Opino, luego periodista

Al periodista idealizado de este siglo no le gusta que le quiten la razón. Cargado de un saco de ideas formadas convertidas en dogmas, el periodista prototípico –más conocido en la Corte que en provincias– anda empeñado en moldear el mundo según sus creencias. Si le dan a elegir una sala de redacción, apostará por la de un medio donde el caldo de la línea editorial no le queme demasiado si es que no es de su entero gusto. En el caso, probable, de habitar un entorno de trabajo contrario a sus puntos de vista, la cuenta en Twitter o el enésimo podcast que nunca antes oíste le permitirá ejercer la libertad de expresión confundida con la de información o la de prensa.

De tuit en tuit, el periodista de hoy depone opiniones sobre todo y sobre todos. Comparte lo escrito por otros colegas de cuerda y se atreve con juicios irreflexivos acerca de los hitos que dominan la agenda. Que él domine el terreno sobre el que pontifica es lo de menos. El nuevo periodista se siente investido, por la misma condición de periodista, para sentar cátedra a cuenta de cualquier asunto que le merezca atención. Blindado a la crítica, ajeno al conocimiento profundo, el periodista de 2024 se sabe soldado de las causas que dominan el discurso, indispuesto a un reproche que entenderá como un ataque a su sagrado derecho a decir por decir.

Sostiene el Diccionario de la RAE que por prejuicio debemos considerar una “opinión previa y tenaz, por lo general desfavorable, acerca de algo que se conoce mal”. Yo añadiría a continuación: “o no quiere conocer bien”. Siendo así el periodista y un prejuicio, se entiende que al periodista tipo lo conozcamos hoy antes por sus ideas que por su praxis, más ocupado en enjuiciar que en observar.

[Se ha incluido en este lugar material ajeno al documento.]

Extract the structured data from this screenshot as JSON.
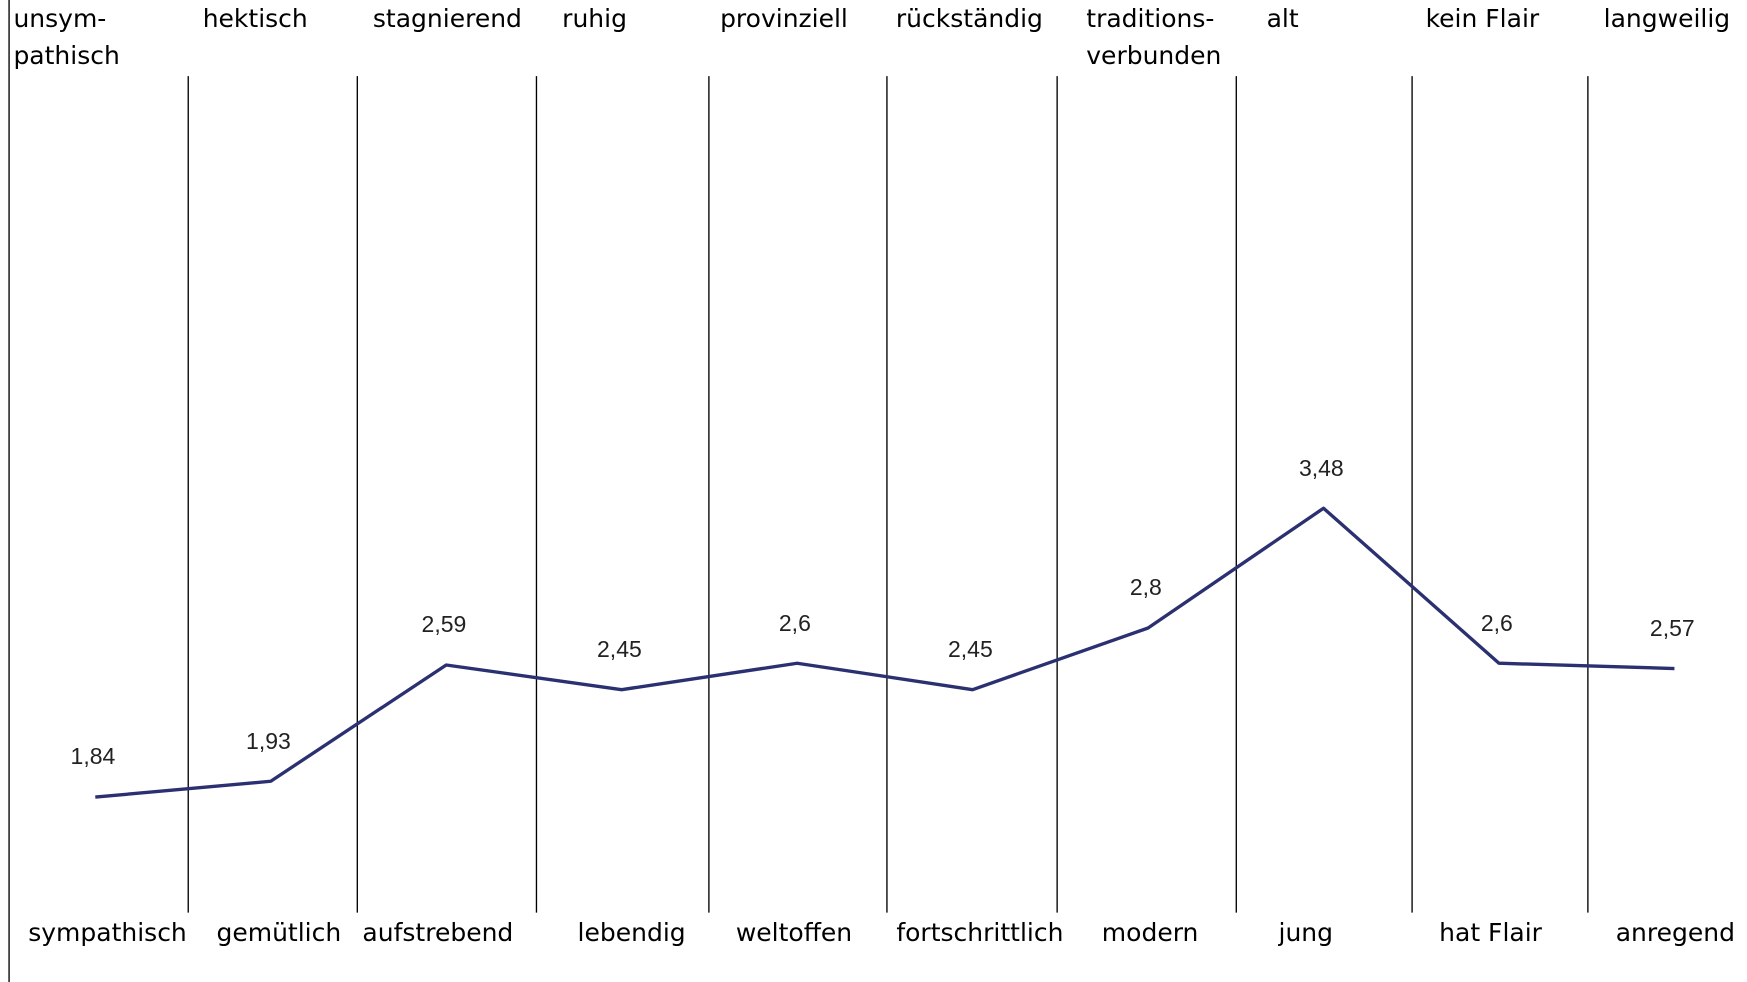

Al periodista modelo le asaltan pocas dudas y pregunta nada que arriesgue su posición. Cada una de sus certezas podrá más que el riesgo de descubrir que igual andaba equivocado. ¿Qué era aquello de contrastar?

Al cabo, el periodista idealizado de este siglo es un trasunto de ese ciudadano también atado a los tópicos, sin tiempo para saber más ni ganas de hacer de la pregunta un método. En el mejor de los casos, ese periodista contemporáneo se sube a la guagua de los lugares comunes en lo que vigila celoso no equivocarse de línea, mira que algunas esconden la coincidencia con los ciudadanos –y los periodistas– del otro lado, esos con los que no pasarías de una conversación banal que nunca podrá ser sobre el tiempo, ahora que el tiempo atmosférico y el clima y sus cambios se han fundido en lo mismo: una tragedia que amarga al periodista pagado de sí mismo en lo que no llega el dichoso meteorito.

Andan en el oficio quejándose de miserias salariales, de la crisis de los medios y del poder embaucador de la primera pantalla de contenidos que se nos aparece en San Google. De la mano negra de los editores y de los poderes ocultos –ellos tan descreídos de lo intangible– que ahogan las libertades de lunes a lunes. Del equipo de opinión sincronizada y de la rediviva Brunete mediática.

Y en medio los que echamos de menos más conocimiento y de más homilías de quienes creen que el periodismo de este tiempo es una ciencia exacta formulada a partir de un dato –su dato, un único dato– irrebatible, verdad revelada.

Mira que si iba a tener razón Walter Burns (Walter Matthau) en Primera plana: “Cásese con un enterrador, con un pistolero, con un jugador tramposo, pero nunca se case con un periodista”. Si la tenía, mi mujer no le hizo caso. Un consuelo.